Blue was looking at Jodi as if she had grown a third head. He tugged on his shirt and ran a hand through his hair, trying to make himself seem presentable.

Jodi wanted to reassure him, but she couldn’t. They were already threading their way through male and female diners all in Armani suits or something equally black, equally conservative, and equally expensive.

“See,” Blue hissed at her. “I’m underdressed.”

“Only the plebs dress up, Blue,” she said. “They’re all on expense accounts, and right now they’re all wondering who you are.”

His cheeks grew red. People were watching him.

“Oh, that’s not wise,” he said. “Really, that’s—”

“Don’t worry,” she said. “Handsome men are a dime a dozen in this town. Strikingly handsome men are too. These folks’ll remember that you’re pretty and they’ll remember that they don’t know you, but they won’t remember your face unless it becomes famous.”

“I hope you’re right,” he said.

Of course she was. She had been doing this kind of thing forever. They were in her world now, and she felt a lot more comfortable than she had in that rehab center.

The maître d’ took them up a small flight of stairs to what looked like a wall of smoked glass. He grabbed a nearly hidden doorknob and pushed open a door. Then he took menus from a female member of the waitstaff who had snuck in from one side, and he cradled them to his chest as Jodi and Blue walked inside.

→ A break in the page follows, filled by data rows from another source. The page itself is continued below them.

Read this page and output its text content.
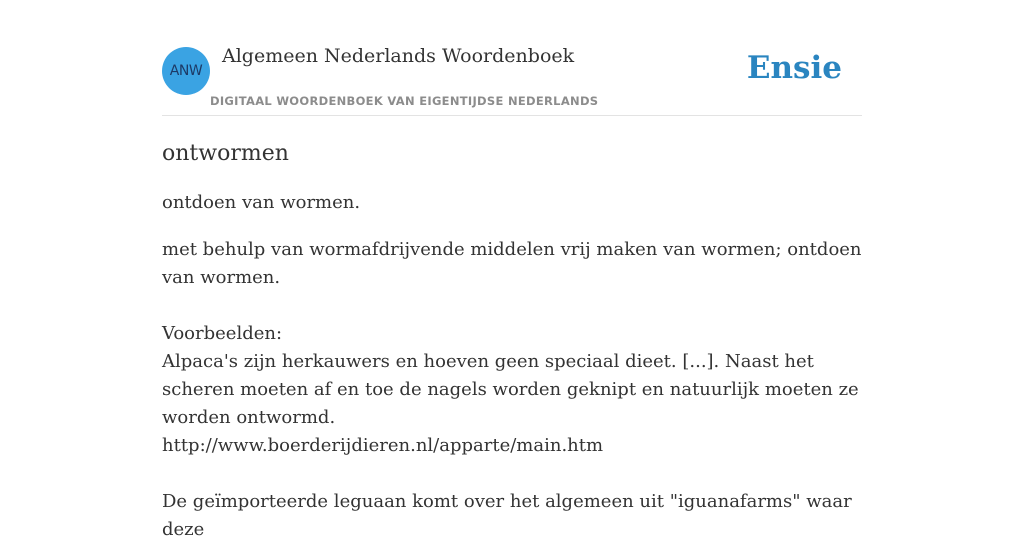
ANW
Algemeen Nederlands Woordenboek
DIGITAAL WOORDENBOEK VAN EIGENTIJDSE NEDERLANDS
Ensie
ontwormen

ontdoen van wormen.

met behulp van wormafdrijvende middelen vrij maken van wormen; ontdoen van wormen.
Voorbeelden:
Alpaca's zijn herkauwers en hoeven geen speciaal dieet. [...]. Naast het scheren moeten af en toe de nagels worden geknipt en natuurlijk moeten ze worden ontwormd.
http://www.boerderijdieren.nl/apparte/main.htm
De geïmporteerde leguaan komt over het algemeen uit "iguanafarms" waar deze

The room was already set up for three. The smoked glass was a one-way mirror, with a view of the corridor and of the restaurant. On the other side was real glass that opened onto a private terrace which, Jodi knew from experience, was walled off from the other private terraces connected to the other private rooms. Through the half-open door, she could see red and pink flowers, some orange that she couldn’t identify, and a lot of green.

“We can set you up on the terrace if you like,” the maître d’ said as he pulled out her chair, “but you had said the meal was private.”

“It is, thank you, Carlos.” Jodi sat down in the offered chair, took the menu, and nodded toward the seat next to her.

Blue bit his lower lip, then pulled his own chair back and sat quickly, as if his entire body might decide against it. The maître d’ handed him a menu, but sideways, as if Blue’s presence offended him slightly.